Residents of Zubeidat have levelled the hillside to create a football pitch, less than 100 meters from the illegal Israeli settlement of Argaman. For years local sheep farmers used the rocky hillside to graze their sheep, and the children of this overcrowded village played on the hillside above their homes.

However, people have gradually stopped going there, scared away by harassment from settlers, Israeli army jeeps patrolling the settlement road, and an army watch tower only metres away. This has left local children with nowhere to play. There are two schools in the village, attended by 700 children, but there is not enough space for them to have a playground. The buildings are so tightly packed that this village closely resembles a refugee camp, and is one of the most overcrowded areas in Palestine.

By creating a football pitch the Mayor of Zubeidat, along with the local residents, have reclaimed their right to use the land: an act of resistance aiming to forestall attempts by the settlers or army to steal the land from them. They all gathered in the early hours of a Saturday morning in March and, with the help of 5 bulldozers, shifted rocks to level a huge playing field. 5 lorries also came full of top soil, to finish the job off late in the evening. When the illegal settlers from Argaman discovered what was happening, they approached the Palestinians and told them to stop work, claiming that the settlement owned the land. However, the residents of Zubeidat have no intention of stopping. They returned on Friday 10th April they returned and continued to work until Israeli Army came and confiscated the ID of one of the drivers.

This is just the start of a project. So far they have levelled an area 10.000m2 wide and covered it with 6000m3 of top soil. When it is completed there will be a play area and football pitch for the youth club’s three teams, (children, youth and adults) which are already considered to be ‘the best in the valley’ despite their lack of facilities.

All 1800 inhabitants of Zubeidat are descended from the extended Zubeidat family, who were driven from their homes in Israel’s ethnic cleansing program of 1948. They settled in the Jordan Valley, but their village was not designated as a refugee camp as the Jordanian government gave them enough land to build houses and farm. That land has gradually been taken from them since Israel occupied the West Bank in 1967.

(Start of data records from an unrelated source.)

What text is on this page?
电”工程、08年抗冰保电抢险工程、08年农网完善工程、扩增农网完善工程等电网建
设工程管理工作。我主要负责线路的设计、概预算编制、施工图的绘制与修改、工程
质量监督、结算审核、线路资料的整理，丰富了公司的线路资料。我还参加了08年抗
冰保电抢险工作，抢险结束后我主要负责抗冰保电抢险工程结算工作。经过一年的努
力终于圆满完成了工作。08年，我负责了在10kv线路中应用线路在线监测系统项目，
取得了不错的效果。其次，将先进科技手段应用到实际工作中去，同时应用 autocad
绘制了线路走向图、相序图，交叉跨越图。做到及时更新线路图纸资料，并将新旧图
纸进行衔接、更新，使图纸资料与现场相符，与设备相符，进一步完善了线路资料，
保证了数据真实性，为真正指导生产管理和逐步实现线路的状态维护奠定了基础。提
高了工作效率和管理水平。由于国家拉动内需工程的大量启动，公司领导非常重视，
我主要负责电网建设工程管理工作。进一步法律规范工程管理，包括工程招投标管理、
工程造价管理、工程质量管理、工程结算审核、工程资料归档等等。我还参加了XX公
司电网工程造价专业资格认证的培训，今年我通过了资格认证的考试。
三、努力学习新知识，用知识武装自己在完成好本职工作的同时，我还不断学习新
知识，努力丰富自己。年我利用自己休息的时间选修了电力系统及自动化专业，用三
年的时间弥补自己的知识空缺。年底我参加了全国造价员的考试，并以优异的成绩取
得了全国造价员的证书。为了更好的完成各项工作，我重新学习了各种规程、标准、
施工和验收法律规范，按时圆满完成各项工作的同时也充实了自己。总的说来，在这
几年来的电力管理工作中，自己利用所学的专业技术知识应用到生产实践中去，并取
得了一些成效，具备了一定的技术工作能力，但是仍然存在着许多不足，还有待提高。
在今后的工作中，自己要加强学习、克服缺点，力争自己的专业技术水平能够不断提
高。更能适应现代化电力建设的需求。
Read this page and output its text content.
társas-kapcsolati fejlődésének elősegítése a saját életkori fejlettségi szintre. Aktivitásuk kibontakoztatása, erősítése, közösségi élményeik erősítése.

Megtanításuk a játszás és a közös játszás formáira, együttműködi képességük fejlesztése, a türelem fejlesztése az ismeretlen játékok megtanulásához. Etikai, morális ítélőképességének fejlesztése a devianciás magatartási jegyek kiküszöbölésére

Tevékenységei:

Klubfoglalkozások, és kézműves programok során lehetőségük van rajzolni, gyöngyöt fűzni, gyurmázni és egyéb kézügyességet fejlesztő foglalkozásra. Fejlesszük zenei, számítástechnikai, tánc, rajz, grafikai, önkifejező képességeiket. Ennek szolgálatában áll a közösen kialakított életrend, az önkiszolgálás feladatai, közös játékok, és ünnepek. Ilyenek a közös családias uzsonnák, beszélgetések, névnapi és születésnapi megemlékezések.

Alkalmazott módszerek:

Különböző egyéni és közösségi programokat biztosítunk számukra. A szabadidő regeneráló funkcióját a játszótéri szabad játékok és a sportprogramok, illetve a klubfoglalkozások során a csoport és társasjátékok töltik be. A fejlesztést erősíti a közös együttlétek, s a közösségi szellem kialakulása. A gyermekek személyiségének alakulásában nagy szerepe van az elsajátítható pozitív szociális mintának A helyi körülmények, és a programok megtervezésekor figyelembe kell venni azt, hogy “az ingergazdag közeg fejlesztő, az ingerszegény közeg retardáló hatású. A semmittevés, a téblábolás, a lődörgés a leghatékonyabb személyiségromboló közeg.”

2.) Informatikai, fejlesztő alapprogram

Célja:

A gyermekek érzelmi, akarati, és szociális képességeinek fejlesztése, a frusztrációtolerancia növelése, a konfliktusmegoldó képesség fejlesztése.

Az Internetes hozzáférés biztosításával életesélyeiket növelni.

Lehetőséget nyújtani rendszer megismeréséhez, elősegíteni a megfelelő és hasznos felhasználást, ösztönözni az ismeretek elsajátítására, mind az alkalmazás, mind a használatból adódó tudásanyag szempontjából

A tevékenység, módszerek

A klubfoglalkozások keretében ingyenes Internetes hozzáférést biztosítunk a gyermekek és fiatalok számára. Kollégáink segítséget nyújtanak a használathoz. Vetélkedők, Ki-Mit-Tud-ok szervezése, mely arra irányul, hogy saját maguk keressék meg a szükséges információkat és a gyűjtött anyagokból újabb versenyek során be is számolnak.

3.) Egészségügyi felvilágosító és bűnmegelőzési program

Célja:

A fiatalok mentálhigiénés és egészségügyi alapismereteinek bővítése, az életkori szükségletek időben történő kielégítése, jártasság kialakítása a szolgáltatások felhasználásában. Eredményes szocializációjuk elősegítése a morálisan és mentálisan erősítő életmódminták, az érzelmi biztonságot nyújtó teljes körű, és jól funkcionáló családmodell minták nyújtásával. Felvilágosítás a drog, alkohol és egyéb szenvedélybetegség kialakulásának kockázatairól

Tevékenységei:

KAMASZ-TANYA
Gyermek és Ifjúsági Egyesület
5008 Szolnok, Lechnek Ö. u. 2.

Firstly, all the farm land they had within a kilometer of the Jordan River was confiscated and fenced off as a ‘closed military area’ (recently settlers have been given access to this stolen land so that they can farm it). In 1968 Argaman settlement was established on the top of the nearby hill. They took some of the most fertile land and two water wells that Zubeidat residents used to irrigate their crops. With the creation of the settlement came repression by the Israeli Army: there was intense pressure on Palestinian farmers to stop grazing their sheep and access to water was severely restricted. There were curfews from sunset to sunrise, when they were not allowed onto their farmland to tend their livestock.

Then, under the Oslo Accords of 1993, a line was drawn around the existing built up area that covered 42 dunums, and the Palestinians are not allowed to build outside this area.

However, the history of the village is not one of passive acceptance of their fate. As the Mayor said to visitors from the UK and Italy in November 2008: “We were determined not to become refugees again”.

On the hillside, just 60 meters from the new football pitch, sits the Mayor’s house and a big square water tank on stilts. This water tank provides water for the whole village and the water is piped by the Israeli water company, Mekarot. It is a testament to local resilience.

When politicians and bureaucrats sat down in 1993 and drew a line on a map – deciding which parts of Zubeidat would be area B (with limited rights for local Palestinians) and which parts would be Area C (under direct control of the Israeli military) they made a small error. The Zubeidat’s were only supposed to have the land in the valley, but by the slip of a pen had managed to keep the hillside too. By erecting the water tank a few years ago they were able to initiate a court battle that established their right to the land. By moving another 60 meters up the hill and levelling the land for a football pitch, they are now securing their right to use the land that is rightfully theirs.